Skip to Navigation | Skip to Content

The Truth About Webcam Eye Tracking

By now everyone has probably heard of webcam eye tracking. If you haven't, it is exactly what it sounds like - detecting a person's gaze location using a webcam instead of a "real" eye tracker with all the bells and whistles, including infrared illuminators and high sensitivity cameras.

Because webcam eye tracking doesn't require any specialized equipment, participants don't have to come to a lab. They are tested remotely, sitting in front of their computer at home, wearing Happy Bunny pajamas and trying to keep their fat cat from rolling onto the keyboard. The only requirements are: a webcam, Internet connection, and eyes to track.

Companies that provide webcam eye tracking services include GazeHawk and EyeTrackShop (YouEye has had a website for as long as I can remember but their webcam eye tracking doesn't seem to be available yet). These companies recruit participants, administer the study, create visualizations, and report data by area-of-interest.

After reading about a few of their studies, including EyeTrackShop's recent Facebook vs. Google+ hit, I decided to experience webcam eye tracking first-hand. I signed up to be a participant.

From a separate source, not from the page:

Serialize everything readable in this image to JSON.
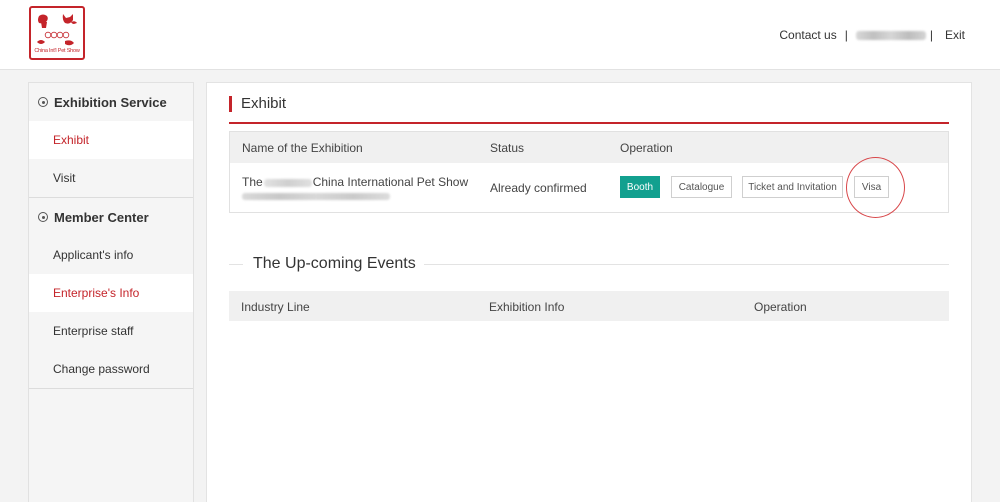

One day I was sitting in a comfy leather chair at a Starbucks with my laptop in my lap, working on chapter 10 of my book on eye tracking, when an "Earn up to $4" email came through to let me know I had a GazeHawk study waiting for me. Because any distraction is a welcome distraction when I'm writing (in case you're wondering what's taking me so long), I decided to take an educational break and follow the link.

The first page informed me about how to prepare for the test.

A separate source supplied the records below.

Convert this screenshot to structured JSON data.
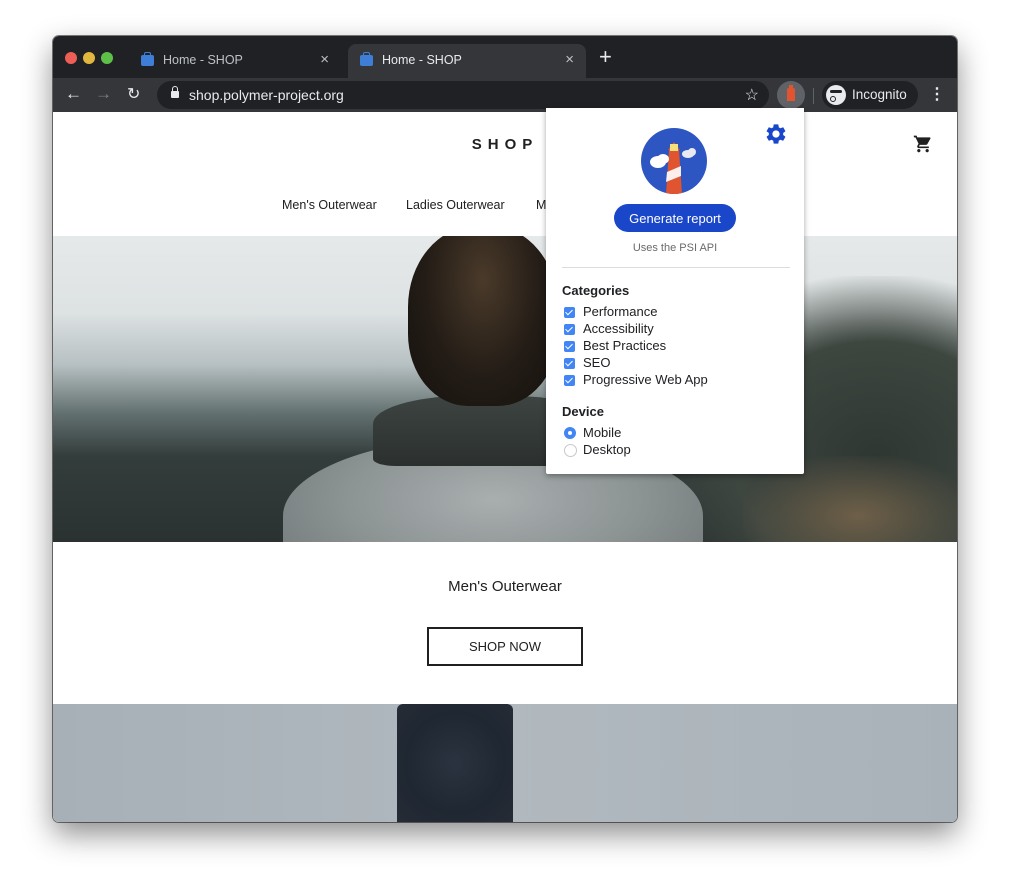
{
  "browser": {
    "tabs": [
      {
        "title": "Home - SHOP",
        "active": false,
        "close": "×"
      },
      {
        "title": "Home - SHOP",
        "active": true,
        "close": "×"
      }
    ],
    "new_tab": "+",
    "nav": {
      "back": "←",
      "forward": "→",
      "reload": "↻"
    },
    "url": "shop.polymer-project.org",
    "bookmark_star": "☆",
    "profile_label": "Incognito",
    "menu": "⋮"
  },
  "page": {
    "logo": "SHOP",
    "nav_links": [
      "Men's Outerwear",
      "Ladies Outerwear",
      "M"
    ],
    "promo": {
      "title": "Men's Outerwear",
      "button": "SHOP NOW"
    }
  },
  "popup": {
    "generate_button": "Generate report",
    "subtitle": "Uses the PSI API",
    "categories_heading": "Categories",
    "categories": [
      {
        "label": "Performance",
        "checked": true
      },
      {
        "label": "Accessibility",
        "checked": true
      },
      {
        "label": "Best Practices",
        "checked": true
      },
      {
        "label": "SEO",
        "checked": true
      },
      {
        "label": "Progressive Web App",
        "checked": true
      }
    ],
    "device_heading": "Device",
    "devices": [
      {
        "label": "Mobile",
        "selected": true
      },
      {
        "label": "Desktop",
        "selected": false
      }
    ],
    "accent_color": "#1a47c9",
    "checkbox_color": "#4285f4"
  }
}
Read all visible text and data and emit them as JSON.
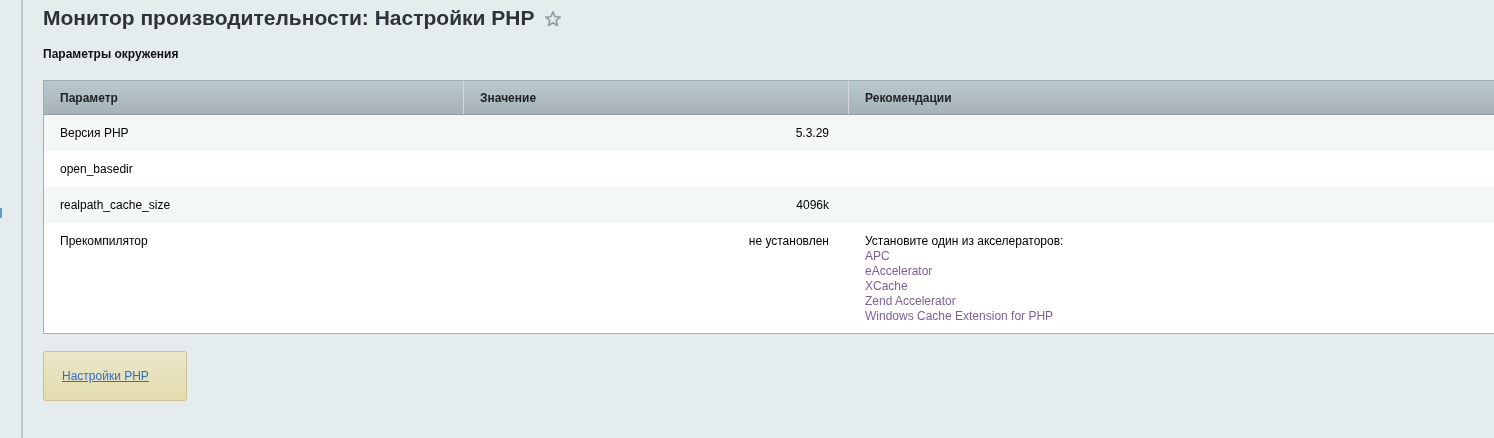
{
  "page": {
    "title": "Монитор производительности: Настройки PHP",
    "favorite": false
  },
  "section_title": "Параметры окружения",
  "table": {
    "columns": [
      "Параметр",
      "Значение",
      "Рекомендации"
    ],
    "rows": [
      {
        "parameter": "Версия PHP",
        "value": "5.3.29"
      },
      {
        "parameter": "open_basedir"
      },
      {
        "parameter": "realpath_cache_size",
        "value": "4096k"
      },
      {
        "parameter": "Прекомпилятор",
        "value": "не установлен",
        "recommendation": {
          "text": "Установите один из акселераторов:",
          "links": [
            "APC",
            "eAccelerator",
            "XCache",
            "Zend Accelerator",
            "Windows Cache Extension for PHP"
          ]
        }
      }
    ]
  },
  "button": {
    "label": "Настройки PHP"
  }
}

Step 1. Preparing for your GazeHawk test

All screenshots courtesy of GazeHawk (thanks!).

The lighting at Starbucks seemed to match the "DO" pictures, so I proceeded. I was then asked for access to my webcam, which I promptly granted, only to discover that even a webcam adds 10 pounds.

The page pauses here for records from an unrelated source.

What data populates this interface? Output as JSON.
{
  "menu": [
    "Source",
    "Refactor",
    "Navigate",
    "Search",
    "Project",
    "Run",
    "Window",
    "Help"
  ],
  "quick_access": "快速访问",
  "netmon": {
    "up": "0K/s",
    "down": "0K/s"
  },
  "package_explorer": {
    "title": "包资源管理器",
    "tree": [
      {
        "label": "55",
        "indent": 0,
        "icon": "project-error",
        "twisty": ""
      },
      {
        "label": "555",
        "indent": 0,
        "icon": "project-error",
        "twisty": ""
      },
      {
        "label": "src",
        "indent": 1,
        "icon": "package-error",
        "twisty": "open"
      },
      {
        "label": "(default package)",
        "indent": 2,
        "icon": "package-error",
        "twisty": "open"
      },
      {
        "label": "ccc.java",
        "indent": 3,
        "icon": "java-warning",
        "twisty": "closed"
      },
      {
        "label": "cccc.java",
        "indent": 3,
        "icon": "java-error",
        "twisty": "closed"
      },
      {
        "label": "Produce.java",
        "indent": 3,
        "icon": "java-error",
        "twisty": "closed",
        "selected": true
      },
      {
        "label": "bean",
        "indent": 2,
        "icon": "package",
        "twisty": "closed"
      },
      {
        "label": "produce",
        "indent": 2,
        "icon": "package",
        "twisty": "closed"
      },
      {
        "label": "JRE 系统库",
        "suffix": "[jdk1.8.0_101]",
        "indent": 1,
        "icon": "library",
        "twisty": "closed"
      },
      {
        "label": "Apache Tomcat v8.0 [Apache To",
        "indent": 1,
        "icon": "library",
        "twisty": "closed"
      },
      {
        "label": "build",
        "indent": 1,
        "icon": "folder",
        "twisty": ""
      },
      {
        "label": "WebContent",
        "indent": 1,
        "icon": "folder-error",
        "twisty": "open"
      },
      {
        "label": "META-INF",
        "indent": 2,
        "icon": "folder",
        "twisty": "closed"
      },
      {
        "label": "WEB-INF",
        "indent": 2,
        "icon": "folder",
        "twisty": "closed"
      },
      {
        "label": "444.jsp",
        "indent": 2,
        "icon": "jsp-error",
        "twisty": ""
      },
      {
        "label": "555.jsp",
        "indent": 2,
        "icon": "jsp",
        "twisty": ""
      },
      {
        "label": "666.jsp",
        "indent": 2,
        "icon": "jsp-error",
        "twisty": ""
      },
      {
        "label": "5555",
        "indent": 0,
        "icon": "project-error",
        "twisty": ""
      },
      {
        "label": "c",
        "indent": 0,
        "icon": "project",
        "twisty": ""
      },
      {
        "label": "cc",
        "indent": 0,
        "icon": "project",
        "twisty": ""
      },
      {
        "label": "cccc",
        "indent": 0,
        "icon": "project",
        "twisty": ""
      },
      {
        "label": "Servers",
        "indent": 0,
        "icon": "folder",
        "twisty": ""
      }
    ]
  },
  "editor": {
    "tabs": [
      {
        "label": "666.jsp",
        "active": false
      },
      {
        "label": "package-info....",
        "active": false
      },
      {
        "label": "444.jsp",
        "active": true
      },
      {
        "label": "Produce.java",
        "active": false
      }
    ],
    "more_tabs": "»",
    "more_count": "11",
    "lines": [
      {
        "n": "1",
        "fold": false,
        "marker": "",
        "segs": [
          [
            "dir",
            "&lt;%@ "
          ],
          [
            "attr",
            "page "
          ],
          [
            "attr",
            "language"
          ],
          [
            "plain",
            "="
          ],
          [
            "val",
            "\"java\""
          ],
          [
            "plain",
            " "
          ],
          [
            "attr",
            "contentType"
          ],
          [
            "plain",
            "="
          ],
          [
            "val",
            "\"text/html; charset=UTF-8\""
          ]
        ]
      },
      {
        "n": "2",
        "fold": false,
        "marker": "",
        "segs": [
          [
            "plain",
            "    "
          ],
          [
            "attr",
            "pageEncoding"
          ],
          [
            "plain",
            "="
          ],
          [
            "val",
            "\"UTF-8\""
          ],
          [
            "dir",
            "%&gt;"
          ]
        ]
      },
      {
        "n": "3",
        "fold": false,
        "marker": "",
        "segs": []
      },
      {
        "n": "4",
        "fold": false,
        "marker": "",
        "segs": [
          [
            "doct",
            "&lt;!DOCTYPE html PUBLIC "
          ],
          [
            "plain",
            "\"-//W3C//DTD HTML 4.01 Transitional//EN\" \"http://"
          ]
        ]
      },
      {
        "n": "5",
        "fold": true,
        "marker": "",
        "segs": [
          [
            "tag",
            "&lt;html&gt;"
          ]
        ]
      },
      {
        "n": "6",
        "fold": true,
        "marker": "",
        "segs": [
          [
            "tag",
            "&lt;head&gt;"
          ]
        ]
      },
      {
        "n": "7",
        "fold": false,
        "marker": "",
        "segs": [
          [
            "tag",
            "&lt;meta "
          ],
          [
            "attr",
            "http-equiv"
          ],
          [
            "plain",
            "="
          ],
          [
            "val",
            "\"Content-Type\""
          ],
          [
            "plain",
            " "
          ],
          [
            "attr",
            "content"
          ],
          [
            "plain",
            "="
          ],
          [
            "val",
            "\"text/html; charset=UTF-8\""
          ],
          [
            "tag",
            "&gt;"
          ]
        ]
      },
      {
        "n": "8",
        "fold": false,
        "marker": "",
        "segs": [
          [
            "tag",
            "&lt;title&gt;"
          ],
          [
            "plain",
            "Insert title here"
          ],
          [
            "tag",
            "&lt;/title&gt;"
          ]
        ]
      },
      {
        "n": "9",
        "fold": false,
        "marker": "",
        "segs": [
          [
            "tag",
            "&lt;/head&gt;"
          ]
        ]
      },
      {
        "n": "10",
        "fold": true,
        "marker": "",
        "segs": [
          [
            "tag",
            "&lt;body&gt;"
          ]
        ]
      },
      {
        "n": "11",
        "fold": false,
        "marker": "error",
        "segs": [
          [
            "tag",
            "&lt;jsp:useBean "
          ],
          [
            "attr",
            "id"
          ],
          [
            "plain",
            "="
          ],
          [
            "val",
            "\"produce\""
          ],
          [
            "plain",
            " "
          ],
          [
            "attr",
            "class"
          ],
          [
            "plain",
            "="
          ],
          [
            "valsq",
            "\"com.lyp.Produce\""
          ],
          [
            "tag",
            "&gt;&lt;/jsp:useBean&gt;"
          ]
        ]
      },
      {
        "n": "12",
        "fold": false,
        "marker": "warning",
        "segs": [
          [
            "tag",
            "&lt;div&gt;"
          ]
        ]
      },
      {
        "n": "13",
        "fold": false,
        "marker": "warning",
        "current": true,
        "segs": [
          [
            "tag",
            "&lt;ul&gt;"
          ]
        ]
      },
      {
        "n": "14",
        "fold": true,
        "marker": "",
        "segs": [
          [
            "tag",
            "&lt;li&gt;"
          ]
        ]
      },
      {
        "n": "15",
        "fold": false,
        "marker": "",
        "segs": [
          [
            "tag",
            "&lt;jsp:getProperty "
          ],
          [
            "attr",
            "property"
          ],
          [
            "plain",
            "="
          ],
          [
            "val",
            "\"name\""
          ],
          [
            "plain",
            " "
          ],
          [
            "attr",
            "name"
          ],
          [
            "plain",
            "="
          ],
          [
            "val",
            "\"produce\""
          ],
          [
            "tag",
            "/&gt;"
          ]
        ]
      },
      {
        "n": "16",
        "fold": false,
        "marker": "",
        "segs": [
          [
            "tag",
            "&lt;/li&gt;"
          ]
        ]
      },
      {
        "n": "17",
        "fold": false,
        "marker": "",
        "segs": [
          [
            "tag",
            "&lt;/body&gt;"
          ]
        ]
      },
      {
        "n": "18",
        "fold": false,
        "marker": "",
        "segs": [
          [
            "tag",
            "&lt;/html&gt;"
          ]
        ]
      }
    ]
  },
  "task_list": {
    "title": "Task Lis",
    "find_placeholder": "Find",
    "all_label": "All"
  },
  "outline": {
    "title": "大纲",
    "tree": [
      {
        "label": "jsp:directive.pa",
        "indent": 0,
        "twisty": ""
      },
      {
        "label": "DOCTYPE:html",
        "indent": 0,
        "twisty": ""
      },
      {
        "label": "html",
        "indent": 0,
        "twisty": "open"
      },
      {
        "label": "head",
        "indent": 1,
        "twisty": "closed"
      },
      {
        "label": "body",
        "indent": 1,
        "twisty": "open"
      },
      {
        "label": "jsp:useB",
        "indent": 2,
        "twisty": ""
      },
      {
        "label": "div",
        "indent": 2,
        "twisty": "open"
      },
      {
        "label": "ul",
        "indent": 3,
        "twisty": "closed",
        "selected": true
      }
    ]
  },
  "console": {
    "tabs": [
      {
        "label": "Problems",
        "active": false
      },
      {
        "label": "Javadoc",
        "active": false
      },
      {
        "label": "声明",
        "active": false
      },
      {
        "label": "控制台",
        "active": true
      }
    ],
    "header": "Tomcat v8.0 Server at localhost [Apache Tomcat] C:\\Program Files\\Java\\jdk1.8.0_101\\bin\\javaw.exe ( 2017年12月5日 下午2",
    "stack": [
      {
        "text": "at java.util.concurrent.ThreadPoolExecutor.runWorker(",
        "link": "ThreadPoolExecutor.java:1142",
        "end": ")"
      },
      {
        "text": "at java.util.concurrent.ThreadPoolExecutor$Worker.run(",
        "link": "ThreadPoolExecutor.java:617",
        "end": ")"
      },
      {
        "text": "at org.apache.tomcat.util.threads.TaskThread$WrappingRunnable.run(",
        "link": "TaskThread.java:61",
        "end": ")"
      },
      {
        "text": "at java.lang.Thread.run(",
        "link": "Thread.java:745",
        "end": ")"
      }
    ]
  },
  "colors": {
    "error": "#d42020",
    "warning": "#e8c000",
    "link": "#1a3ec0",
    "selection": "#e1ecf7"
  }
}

Step 2. Setting up your camera

Center your face in the picture

I centered my face in the window and was ready for calibration.

Step 3. Calibrate for testing

I followed the red dot as instructed.

Checking your calibration

While my "results" were being uploaded (which seemed like a lifetime), I managed to check Twitter (follow me!), finish my pumpkin bread, send a few text messages, and help a kid plug in his laptop into the outlet behind my chair. I then realized the instructions on the screen said not to move my head during the upload. Oops. Even though there was no mention about moving the webcam (or the whole laptop), I figured I shouldn't have done that either. Good thing I didn't get up to get a refill!

When the screen was finally ready for me to start testing, I was several minutes older and my calibration was probably already invalid, but since the interface didn't request a do-over, I continued with the study.

Step 4. Run a test

Step 4 of the process provided a scenario (auto insurance shopping) and instructed me to press Escape when I was done. I wasn't quite sure with what I was supposed to be finished in order to press Escape but I clicked on "Start Testing" anyway. An insurance company homepage appeared.

A second or two later my Outlook displayed an email notification, and the compulsive email checker that I am, I opened the email. I also had to open it on my BlackBerry or the red light would have kept blinking for a while and I can't stand that.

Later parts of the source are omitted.